A–B, A scatterplot of fold changes (FCHs) between lesional and non-lesional (NL) skin for each disease (in log2-scale) demonstrates that whereas in psoriasis, these genes are well associated with the genomic differences between NL and lesional skin, no such association was found for either acute or chronic AD. C, There is a similar distribution of the Th17-regulated genes between acute and chronic AD, both compared to NL. D, Means and 95% confidence intervals (CIs) of the log2(FCH) among IL-17 genes in psoriasis and AD transcriptomes (n=8 for AD; n=15 for psoriasis).

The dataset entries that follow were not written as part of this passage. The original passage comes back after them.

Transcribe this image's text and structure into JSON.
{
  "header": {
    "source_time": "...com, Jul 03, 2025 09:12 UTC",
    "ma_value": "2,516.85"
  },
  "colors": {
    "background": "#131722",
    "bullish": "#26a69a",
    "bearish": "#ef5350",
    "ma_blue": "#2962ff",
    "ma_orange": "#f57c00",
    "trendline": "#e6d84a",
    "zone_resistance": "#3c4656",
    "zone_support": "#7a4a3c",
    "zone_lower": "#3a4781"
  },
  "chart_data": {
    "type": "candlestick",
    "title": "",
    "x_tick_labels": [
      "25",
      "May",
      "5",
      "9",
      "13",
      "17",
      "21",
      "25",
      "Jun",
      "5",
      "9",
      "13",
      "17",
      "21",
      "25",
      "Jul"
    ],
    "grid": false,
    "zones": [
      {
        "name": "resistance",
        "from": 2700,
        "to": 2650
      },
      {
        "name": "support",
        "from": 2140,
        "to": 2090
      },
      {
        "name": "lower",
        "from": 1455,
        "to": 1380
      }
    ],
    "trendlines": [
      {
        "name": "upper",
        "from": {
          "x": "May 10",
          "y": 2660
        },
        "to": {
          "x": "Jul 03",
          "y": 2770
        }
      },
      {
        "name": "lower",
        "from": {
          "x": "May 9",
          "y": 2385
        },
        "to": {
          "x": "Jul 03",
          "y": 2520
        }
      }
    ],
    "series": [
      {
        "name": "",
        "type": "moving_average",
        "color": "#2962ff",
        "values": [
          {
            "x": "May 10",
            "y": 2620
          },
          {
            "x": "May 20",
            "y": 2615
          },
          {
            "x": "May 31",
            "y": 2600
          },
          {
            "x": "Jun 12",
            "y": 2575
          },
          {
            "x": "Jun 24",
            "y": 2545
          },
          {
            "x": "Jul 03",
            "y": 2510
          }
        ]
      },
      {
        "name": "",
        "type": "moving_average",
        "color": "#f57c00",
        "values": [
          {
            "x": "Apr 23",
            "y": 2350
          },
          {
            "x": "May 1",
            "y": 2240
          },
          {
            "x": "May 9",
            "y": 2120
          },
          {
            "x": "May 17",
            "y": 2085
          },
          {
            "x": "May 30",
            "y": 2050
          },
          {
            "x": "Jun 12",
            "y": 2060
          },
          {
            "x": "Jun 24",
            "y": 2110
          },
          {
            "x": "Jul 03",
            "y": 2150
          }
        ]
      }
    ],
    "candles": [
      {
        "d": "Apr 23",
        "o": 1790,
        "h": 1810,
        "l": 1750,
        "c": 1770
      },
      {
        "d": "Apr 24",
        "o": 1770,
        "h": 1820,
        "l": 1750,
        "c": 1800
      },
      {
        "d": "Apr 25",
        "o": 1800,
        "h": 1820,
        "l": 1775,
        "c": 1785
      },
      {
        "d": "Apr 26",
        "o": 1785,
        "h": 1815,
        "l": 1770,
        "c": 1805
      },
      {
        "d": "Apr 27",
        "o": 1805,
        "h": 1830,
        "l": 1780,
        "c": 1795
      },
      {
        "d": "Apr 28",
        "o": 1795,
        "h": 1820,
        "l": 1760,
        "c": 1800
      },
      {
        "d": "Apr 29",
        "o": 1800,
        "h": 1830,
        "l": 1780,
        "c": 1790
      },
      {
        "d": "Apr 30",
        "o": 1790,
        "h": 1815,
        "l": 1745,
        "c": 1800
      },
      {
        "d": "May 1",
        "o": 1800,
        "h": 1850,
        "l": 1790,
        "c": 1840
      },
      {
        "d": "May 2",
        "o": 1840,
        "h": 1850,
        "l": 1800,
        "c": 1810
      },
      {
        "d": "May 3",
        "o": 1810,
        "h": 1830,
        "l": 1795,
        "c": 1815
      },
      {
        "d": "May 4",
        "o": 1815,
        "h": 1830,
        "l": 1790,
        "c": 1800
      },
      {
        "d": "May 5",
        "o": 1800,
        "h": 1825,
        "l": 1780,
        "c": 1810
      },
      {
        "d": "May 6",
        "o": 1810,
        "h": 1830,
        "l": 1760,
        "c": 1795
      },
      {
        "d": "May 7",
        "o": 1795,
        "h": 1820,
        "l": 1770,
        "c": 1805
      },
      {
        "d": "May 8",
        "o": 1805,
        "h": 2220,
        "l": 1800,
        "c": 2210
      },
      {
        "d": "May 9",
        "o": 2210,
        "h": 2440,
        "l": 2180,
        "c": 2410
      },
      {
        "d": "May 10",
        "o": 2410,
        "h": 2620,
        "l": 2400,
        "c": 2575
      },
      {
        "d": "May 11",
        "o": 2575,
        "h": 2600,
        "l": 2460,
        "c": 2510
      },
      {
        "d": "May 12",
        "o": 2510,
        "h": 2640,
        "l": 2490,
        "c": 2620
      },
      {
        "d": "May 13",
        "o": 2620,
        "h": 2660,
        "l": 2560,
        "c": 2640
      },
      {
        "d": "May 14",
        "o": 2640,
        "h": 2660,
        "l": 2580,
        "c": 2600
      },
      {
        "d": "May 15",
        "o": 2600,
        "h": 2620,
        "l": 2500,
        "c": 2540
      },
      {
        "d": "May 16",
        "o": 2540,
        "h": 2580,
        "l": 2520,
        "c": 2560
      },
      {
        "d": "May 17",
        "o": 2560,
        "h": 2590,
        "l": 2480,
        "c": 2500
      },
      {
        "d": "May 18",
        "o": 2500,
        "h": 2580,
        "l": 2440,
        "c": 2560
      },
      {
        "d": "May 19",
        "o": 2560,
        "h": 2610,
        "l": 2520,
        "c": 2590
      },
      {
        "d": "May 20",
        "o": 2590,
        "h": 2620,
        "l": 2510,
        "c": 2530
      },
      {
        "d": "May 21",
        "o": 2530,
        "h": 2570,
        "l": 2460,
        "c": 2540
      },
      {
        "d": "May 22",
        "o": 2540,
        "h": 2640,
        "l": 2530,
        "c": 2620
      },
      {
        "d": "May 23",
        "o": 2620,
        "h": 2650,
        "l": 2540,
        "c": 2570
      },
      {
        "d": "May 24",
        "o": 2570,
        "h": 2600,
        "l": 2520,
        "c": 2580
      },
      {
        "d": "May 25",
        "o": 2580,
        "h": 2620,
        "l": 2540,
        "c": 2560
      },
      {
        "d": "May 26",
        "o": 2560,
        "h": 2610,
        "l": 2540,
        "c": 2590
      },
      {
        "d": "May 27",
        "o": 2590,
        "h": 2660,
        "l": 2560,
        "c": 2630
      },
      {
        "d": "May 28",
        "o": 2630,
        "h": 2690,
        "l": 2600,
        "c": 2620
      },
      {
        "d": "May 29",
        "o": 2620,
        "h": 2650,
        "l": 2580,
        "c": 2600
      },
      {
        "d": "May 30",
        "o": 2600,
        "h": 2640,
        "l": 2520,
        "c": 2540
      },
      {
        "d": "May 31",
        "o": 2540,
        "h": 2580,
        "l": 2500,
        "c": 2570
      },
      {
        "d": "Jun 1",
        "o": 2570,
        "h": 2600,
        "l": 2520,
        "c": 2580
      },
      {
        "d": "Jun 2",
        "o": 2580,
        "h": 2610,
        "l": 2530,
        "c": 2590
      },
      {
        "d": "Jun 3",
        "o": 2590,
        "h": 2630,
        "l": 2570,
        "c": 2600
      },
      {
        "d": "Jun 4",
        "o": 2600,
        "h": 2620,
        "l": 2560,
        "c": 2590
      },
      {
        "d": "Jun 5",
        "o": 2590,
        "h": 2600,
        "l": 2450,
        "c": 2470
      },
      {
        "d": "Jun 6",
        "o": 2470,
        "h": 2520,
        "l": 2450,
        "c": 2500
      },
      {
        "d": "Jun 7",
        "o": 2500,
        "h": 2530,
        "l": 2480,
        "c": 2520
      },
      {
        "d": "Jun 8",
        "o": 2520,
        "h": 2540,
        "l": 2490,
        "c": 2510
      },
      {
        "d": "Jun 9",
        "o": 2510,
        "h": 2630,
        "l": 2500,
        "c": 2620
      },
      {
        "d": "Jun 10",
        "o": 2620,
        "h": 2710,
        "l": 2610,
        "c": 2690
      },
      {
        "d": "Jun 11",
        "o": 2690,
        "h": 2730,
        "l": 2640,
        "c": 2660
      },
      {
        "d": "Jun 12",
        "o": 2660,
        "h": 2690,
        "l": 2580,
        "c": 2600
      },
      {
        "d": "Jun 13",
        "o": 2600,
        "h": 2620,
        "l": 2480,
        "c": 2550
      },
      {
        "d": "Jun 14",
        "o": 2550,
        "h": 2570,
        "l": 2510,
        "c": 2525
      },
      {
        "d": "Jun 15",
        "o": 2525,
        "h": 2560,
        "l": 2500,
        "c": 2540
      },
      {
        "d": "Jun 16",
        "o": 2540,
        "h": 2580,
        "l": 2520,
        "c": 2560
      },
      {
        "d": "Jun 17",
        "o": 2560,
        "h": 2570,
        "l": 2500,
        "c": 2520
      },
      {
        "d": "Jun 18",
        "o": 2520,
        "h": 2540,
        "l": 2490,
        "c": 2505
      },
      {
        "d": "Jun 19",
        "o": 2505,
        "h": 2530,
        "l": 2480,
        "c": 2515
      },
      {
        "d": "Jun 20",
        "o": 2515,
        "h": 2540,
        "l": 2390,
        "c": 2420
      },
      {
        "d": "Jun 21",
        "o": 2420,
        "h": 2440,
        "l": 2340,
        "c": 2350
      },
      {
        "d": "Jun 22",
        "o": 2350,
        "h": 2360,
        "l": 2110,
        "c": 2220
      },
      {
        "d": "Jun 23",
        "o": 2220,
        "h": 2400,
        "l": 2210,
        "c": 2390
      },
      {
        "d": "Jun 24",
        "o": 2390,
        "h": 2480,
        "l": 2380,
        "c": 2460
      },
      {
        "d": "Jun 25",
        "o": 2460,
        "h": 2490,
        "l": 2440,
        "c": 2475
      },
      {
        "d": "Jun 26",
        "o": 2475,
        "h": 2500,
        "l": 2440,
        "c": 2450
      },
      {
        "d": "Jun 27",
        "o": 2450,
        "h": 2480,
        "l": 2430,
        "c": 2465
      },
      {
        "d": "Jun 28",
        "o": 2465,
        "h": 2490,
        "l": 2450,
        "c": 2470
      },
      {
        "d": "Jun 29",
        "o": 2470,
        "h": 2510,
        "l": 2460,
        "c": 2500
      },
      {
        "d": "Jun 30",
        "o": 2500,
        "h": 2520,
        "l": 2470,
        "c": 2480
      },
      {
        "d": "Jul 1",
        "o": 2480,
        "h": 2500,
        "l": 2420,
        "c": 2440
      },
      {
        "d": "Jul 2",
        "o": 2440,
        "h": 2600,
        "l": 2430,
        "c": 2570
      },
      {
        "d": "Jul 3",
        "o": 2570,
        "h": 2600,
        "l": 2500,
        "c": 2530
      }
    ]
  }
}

Figure 6. A schematic illustration of initiation of acute atopic dermatitis (AD) and progression to chronic skin lesions

Non-lesional AD skin lesions show some immune infiltrates that produce inflammatory mediators, which might contribute to a defective epidermal barrier. Barrier defects lead to penetration by epicutaneous antigens that encounter Langerhans cells in the epidermis and dermal dendritic cells in the dermis, inducing marked immune activation and recruitment of inflammatory cells in acute AD lesions. Marked activation of Th2 and Th22 axes occurs in acute disease onset. Smaller increases in Th1 and Th17 immune axes were found in acute lesions. A progressive activation of Th2 and Th22, as well as Th1 pathways is characteristic of the chronic stage of AD. The relative induction of each T-cell subset, according to disease stage, is represented pictorially by their size, relative to the other T-cell subsets. Cytokines (i.e. IL-4, IL-13) and chemokines [i.e. CCL17, CCL18, CCL19, CXCL9, CXCL10, CXCL11] produced by various T-cells and DCs induce further activation and recruitment of additional immune cells. With the onset of acute disease, Th22 cells release IL-22, which induces epidermal hyperplasia, and synergistically with the Th17 cytokine, IL-17, drives an abrupt increase in a subset of terminal differentiation genes, specifically S100A7, S100A8 and S100A9 proteins. The increases in these barrier proteins contrast with the uniformly disrupted epidermal differentiation gene products (filaggrin, loricrin, corneodesmosin, etc.) throughout non-lesional, acute and chronic AD skin. The Th2 and Th22 cytokines contribute to inhibition of the terminal differentiation proteins. IL-31 is abruptly up-regulated in acute disease, potentially reflecting its role as an itch mediator in AD.